Os preços da energia ou da logística subiram acentuadamente. Os preços dos cereais também estão subindo constantemente. Os rendimentos das culturas estão sofrendo devido a eventos climáticos extremos, como chuvas fortes, enchentes ou secas. Mas apesar dos rendimentos mais baixos em alguns casos, a demanda é consistentemente alta. Michael Horsch explica como ele avalia a situação atual no mercado de cereais, o que teoricamente significaria uma escassez e o que a HORSCH pensa sobre isso. ​​​​

terraHORSCH: A situação no mercado de grãos é tensa, mas os preços também. A demanda é alta. O clima está causando problemas para os agricultores e seus rendimentos. Vamos ter algum problema?
Michael Horsch:
Antes de mais nada, deve ser permitido fazer estas perguntas e pensar no que isso significaria. Pensar em tal cenário a fim de ter soluções prontas. Pessoalmente, não quero ir tão longe a ponto de acreditar que já nos encontramos em meio a isto. Mas você também tem que lidar com questões futuras e não deve fechar os olhos para o que está acontecendo no momento. Isso não significa que você tenha que reagir exageradamente de imediato.
O que você precisa saber primeiro ao considerar tal cenário: não é de se esperar um novo aumento nos rendimentos globais num futuro próximo. Temos praticamente exatamente um bilhão de hectares de terra arável produzindo três bilhões de toneladas de cereais como milho, trigo, arroz e outros grãos, e 500 milhões de toneladas de oleaginosas como soja, colza, girassol e assim por diante. Sabemos que esta área praticamente não aumentará mais e que quase todas as zonas agrícolas do mundo são agora gerenciadas de forma otimizada. Essas 3,5 bilhões de toneladas de grãos e de oleaginosas correspondem a cerca de 70% do nosso consumo total de calorias - direta e indiretamente.
Isto significa que aproximadamente 70% das necessidades calóricas, que são cobertas por terras agrícolas ou grãos e oleaginosas, são a coisa mais importante de todas. Não é crítico para o sistema se houver menos batatas, verduras ou maçãs devido à geada. Se ficarmos sem microchips, teremos menos carros, mas não passaremos fome. Quando o petróleo se esgotar, também procuraremos por alternativas. Mas quando se trata de alimentos básicos, não há alternativa, nós precisamos deles. Assim, tornar-se-ia crítico, antes de tudo, se os cereais se tornassem escassos. Especialmente no Terceiro Mundo.

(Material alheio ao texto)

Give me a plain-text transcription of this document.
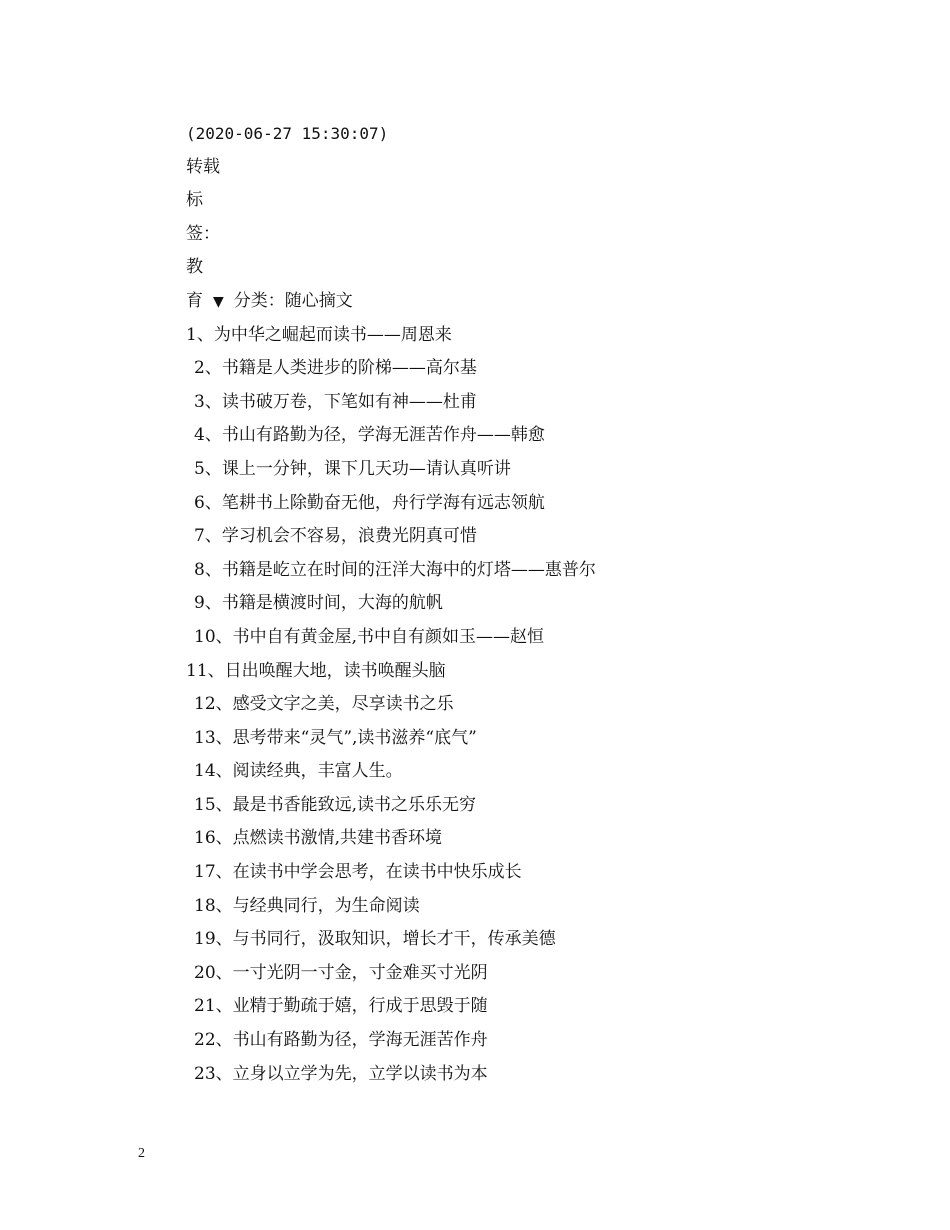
(2020-06-27 15:30:07)
转载
标
签：
教
育 ▼ 分类：随心摘文
1、为中华之崛起而读书——周恩来
2、书籍是人类进步的阶梯——高尔基
3、读书破万卷，下笔如有神——杜甫
4、书山有路勤为径，学海无涯苦作舟——韩愈
5、课上一分钟，课下几天功—请认真听讲
6、笔耕书上除勤奋无他，舟行学海有远志领航
7、学习机会不容易，浪费光阴真可惜
8、书籍是屹立在时间的汪洋大海中的灯塔——惠普尔
9、书籍是横渡时间，大海的航帆
10、书中自有黄金屋,书中自有颜如玉——赵恒
11、日出唤醒大地，读书唤醒头脑
12、感受文字之美，尽享读书之乐
13、思考带来“灵气”,读书滋养“底气”
14、阅读经典，丰富人生。
15、最是书香能致远,读书之乐乐无穷
16、点燃读书激情,共建书香环境
17、在读书中学会思考，在读书中快乐成长
18、与经典同行，为生命阅读
19、与书同行，汲取知识，增长才干，传承美德
20、一寸光阴一寸金，寸金难买寸光阴
21、业精于勤疏于嬉，行成于思毁于随
22、书山有路勤为径，学海无涯苦作舟
23、立身以立学为先，立学以读书为本
2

Precisamos de alimentos básicos. Não há alternativa.

terraHORSCH: Quais poderiam ser os fatores para uma escassez de cereais?
Michael Horsch:
Há décadas, os pesquisadores climáticos vêm prevendo que nosso clima mudará significativamente e que os extremos climáticos aumentarão. Seca, calor, chuva forte, ventos fortes - haverá cada vez mais destes. E agora nos damos conta: há alguma verdade nas previsões dos cientistas. Os eventos climáticos extremos aumentaram significativamente nos últimos cinco anos, assim como a intensidade de cada evento. É óbvio que isto também tem um impacto sobre a colheita quando atinge uma grande região de grãos.
As chamadas colheitas recordes tornam-se menores com tais eventos. Naturalmente, há também países que se beneficiam da mudança climática, como a Ucrânia. Lá, chove mais nos meses de junho e julho do que há 20 anos, o que significa que as temperaturas não são mais tão altas. Mas a maioria das zonas agrícolas do mundo está sofrendo mais com as mudanças, incluindo a Europa Ocidental.
Vimos exemplos do que tais eventos fazem com nossas colheitas novamente este ano. Três meses atrás, por exemplo, houve uma onda de calor no oeste do Canadá com 45-50 graus à sombra. O solo estava molhado, os agricultores inicialmente assumiram que este ano teriam um ano extremamente bom para o trigo e a canola da primavera. Mas não foi esse o caso. O calor causou danos muito grandes. O resultado é que o preço da colza está subindo ao topo no momento. Também no Brasil, a colheita do milho foi cerca de 30% menor do que o esperado. E devido ao clima extremo, a colheita não só foi menor, mas também de pior qualidade. Na Europa, as chuvas e enchentes cada vez mais fortes, nos EUA ou no Canadá são principalmente o calor extremo e a seca que afetam a colheita. Portanto, uma coisa leva a outra. Menos é colhido, mas a demanda e os preços sobem. Do ponto de vista do agricultor, você pode olhar para isso com um olho chorando e um olho rindo, porque por um lado é mais difícil conseguir bons rendimentos, por outro lado você pode esperar preços mais altos. Mas os preços de fertilizantes e outras matérias-primas, tais como petróleo, etc. também estão subindo.
O que também subiria, é claro, são os preços de arrendamento. E é difícil para eles descerem novamente, como o passado já demonstrou. Então os agricultores tentam assegurar seus rendimentos e complementar suas máquinas de uma maneira muito diferenciada. Desta forma, eles podem reagir de forma ótima às respectivas condições do solo ou com a tecnologia de semeadura necessária e criar uma base para uma melhor colheita com maiores rendimentos. Com os preços de arrendamento mais altos, portanto, os novos valores de investimento das máquinas também aumentam!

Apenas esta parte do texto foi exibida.